Dans sa décision écrite, le juge Mario Tremblay a souligné que le témoignage de Beaumont était «invraisemblable» surtout lorsqu’il maintient qu’il ne «croit pas» que l’interlocutrice avec qui il échange et dont il obtient des photos a 16 ans. « Il essaie tout simplement de nier l’évidence. Il n’est ni franc ni crédible», a noté le juge.  

Le témoignage de Hamel n’est pas crédible non plus pour le magistrat. « En général, il n’est pas sincère. Il est impossible d’accorder la moindre fiabilité à ses propos», a-t-il précisé. 

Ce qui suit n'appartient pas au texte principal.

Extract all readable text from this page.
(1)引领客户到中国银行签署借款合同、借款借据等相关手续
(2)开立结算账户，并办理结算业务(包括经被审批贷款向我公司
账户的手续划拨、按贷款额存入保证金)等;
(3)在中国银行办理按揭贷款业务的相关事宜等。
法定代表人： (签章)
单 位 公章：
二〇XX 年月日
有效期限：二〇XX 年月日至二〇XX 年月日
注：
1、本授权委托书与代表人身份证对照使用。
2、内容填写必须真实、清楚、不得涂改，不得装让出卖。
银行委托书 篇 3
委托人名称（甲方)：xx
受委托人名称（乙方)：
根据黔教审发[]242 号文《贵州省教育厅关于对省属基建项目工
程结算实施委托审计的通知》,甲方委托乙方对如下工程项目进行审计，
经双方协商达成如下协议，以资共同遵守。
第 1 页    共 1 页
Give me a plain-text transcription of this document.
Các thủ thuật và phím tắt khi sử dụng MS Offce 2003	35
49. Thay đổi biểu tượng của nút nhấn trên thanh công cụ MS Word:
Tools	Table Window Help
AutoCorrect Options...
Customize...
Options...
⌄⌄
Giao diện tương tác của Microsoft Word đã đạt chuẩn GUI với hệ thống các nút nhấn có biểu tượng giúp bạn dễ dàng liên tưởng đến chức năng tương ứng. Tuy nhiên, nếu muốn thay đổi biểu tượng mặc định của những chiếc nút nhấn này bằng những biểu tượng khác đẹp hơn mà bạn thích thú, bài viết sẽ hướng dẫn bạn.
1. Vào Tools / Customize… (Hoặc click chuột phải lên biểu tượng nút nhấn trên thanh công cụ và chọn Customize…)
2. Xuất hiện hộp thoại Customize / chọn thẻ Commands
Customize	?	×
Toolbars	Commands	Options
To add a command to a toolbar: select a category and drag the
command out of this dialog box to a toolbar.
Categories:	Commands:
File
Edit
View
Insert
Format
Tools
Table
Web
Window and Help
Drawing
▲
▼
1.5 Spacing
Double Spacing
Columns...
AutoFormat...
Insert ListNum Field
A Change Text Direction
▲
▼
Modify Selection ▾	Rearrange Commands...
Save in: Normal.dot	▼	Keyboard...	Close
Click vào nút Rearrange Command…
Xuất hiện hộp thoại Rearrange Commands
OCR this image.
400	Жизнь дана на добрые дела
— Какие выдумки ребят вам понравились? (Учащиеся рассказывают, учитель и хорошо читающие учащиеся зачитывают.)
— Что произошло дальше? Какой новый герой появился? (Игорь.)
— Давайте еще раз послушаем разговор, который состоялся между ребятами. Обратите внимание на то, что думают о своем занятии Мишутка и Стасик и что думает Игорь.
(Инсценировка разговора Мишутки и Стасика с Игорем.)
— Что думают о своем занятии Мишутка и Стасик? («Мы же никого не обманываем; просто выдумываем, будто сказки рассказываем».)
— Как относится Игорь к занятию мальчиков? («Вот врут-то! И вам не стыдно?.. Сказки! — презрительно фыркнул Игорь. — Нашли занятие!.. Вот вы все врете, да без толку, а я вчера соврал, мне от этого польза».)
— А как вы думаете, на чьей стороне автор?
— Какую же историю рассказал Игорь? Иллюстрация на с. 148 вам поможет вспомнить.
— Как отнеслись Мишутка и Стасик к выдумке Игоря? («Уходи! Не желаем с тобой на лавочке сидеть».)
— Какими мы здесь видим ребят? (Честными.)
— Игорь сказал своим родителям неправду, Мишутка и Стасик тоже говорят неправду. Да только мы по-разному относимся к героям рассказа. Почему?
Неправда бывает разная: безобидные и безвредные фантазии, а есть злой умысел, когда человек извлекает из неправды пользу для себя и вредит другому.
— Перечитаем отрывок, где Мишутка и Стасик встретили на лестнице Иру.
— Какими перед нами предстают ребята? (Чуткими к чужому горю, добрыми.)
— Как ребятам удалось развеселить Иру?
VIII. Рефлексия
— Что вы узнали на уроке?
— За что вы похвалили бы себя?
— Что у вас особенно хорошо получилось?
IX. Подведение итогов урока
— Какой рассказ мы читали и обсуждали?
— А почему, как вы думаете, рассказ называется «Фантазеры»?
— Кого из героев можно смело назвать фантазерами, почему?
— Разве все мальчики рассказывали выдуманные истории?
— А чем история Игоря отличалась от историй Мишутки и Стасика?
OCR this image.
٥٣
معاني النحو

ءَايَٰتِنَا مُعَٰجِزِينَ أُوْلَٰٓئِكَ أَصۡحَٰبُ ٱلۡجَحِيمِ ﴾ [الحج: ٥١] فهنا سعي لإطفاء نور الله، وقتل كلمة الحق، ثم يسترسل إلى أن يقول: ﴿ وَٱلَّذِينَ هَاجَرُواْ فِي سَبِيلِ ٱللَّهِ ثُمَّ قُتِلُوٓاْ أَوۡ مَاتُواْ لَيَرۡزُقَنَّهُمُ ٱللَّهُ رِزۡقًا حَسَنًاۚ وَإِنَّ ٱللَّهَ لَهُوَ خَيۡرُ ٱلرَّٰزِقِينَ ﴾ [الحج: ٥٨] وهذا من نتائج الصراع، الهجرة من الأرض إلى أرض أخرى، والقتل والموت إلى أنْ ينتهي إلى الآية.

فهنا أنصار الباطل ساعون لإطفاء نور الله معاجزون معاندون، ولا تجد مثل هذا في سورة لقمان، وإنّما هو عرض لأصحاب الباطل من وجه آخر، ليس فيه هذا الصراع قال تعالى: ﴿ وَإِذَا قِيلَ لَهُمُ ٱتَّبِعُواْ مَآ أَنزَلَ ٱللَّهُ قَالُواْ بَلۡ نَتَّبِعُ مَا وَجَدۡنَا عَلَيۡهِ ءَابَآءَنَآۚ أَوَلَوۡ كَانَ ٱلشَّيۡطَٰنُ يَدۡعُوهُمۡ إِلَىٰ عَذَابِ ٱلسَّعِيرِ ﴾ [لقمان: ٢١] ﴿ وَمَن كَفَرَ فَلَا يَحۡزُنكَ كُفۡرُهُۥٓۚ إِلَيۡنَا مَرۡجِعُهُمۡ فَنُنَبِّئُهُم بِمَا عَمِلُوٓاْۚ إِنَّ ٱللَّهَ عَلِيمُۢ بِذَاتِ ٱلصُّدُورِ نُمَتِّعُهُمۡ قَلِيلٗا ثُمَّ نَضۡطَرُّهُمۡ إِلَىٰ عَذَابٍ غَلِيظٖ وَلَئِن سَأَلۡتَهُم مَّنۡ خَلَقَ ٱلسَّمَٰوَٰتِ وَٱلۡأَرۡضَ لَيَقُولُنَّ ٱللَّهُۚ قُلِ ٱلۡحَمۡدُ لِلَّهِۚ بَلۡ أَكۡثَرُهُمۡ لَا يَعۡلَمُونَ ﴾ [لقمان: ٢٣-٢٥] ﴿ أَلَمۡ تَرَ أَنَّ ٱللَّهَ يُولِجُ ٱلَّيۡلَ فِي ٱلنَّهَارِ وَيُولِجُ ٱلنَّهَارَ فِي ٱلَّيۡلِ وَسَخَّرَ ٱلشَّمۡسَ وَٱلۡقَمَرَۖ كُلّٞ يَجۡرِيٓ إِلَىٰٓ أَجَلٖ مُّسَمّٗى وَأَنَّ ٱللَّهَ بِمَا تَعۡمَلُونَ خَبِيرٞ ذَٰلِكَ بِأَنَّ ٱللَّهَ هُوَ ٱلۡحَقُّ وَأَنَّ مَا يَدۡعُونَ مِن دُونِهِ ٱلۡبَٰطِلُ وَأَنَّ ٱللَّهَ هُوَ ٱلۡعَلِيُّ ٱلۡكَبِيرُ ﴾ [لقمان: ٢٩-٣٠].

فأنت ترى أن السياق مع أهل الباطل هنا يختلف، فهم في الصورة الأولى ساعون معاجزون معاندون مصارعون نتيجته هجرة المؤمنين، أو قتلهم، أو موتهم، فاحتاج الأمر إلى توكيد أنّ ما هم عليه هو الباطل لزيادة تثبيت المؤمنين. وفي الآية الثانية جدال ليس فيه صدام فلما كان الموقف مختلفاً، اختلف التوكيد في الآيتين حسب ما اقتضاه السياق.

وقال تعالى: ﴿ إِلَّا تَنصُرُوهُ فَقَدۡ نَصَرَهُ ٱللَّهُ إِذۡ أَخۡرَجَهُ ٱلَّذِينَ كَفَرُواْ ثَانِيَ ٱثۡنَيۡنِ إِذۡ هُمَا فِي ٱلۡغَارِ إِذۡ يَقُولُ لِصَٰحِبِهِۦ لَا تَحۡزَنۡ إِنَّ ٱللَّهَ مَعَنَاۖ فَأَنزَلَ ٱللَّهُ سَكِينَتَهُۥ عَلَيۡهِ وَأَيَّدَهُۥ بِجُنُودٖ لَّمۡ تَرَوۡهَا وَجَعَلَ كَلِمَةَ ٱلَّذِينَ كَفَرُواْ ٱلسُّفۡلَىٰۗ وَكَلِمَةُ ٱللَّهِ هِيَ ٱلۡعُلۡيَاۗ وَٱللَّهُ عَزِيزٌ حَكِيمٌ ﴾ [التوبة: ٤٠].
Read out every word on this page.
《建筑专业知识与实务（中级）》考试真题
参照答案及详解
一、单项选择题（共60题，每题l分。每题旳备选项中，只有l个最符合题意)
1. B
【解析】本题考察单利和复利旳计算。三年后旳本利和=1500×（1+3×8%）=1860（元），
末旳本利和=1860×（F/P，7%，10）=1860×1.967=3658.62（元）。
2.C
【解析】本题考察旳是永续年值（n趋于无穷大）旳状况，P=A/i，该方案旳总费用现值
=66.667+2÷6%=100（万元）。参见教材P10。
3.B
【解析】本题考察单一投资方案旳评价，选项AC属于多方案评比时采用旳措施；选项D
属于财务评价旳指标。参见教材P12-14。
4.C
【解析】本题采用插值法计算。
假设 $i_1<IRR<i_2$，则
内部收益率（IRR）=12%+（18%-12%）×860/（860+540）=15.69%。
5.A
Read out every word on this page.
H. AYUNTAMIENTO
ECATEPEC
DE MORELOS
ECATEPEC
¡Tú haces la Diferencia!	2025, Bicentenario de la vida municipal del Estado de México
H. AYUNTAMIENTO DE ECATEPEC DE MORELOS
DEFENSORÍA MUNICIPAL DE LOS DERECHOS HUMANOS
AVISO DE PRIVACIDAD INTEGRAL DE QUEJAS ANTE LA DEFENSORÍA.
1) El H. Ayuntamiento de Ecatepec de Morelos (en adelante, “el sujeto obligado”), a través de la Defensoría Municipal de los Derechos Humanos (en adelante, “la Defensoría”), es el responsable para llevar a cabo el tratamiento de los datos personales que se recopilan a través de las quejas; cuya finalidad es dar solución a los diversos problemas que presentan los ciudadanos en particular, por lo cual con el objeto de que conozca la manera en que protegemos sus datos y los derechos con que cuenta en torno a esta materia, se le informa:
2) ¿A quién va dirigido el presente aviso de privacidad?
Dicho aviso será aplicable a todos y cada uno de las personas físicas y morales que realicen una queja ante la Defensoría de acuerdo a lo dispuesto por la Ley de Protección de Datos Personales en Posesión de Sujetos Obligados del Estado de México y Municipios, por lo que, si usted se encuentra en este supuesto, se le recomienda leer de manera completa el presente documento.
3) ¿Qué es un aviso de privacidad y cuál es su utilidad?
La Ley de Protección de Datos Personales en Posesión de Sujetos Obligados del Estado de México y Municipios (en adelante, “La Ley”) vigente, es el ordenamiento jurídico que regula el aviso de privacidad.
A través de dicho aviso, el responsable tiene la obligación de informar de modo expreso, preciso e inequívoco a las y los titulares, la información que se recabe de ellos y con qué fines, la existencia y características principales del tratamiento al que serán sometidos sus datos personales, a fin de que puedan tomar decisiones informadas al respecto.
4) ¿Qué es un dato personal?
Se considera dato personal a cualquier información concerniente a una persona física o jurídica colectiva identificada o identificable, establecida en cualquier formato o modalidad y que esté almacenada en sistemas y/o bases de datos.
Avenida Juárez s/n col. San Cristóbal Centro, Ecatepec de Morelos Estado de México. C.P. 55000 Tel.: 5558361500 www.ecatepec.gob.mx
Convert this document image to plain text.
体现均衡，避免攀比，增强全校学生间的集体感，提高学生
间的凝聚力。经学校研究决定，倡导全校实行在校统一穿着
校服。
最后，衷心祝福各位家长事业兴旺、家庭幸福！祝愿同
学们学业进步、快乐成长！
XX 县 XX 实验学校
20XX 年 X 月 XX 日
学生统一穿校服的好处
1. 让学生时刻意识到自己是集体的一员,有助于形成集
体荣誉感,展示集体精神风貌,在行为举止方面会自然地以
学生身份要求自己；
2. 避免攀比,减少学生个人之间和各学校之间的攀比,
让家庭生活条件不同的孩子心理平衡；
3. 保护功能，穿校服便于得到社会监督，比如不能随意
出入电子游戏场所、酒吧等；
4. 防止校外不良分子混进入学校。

Il a donc trouvé les deux hommes coupables de leurre à l’endroit d’une personne mineure et d’avoir communiqué avec une personne de moins de dix-huit ans pour acheter ses services sexuels. 

Opération légale

Concernant l’opération menée par les policiers dans le but de débusquer d’éventuels clients, le président du Tribunal a retenu que les sites choisis pour placer les annonces ont été retenus parce que les policiers du SPVQ avaient des «soupçons raisonnables de croire que ces sites étaient utilisés par les proxénètes ou les jeunes filles mineures qui offraient des services sexuels à Québec». 

« Le Tribunal estime donc que les policiers agissaient dans le cadre d’une véritable enquête. L’objet de celle-ci était un lieu précis, leurs soupçons étaient raisonnables, ont été vérifiés objectivement et se sont avérés», a précisé le magistrat.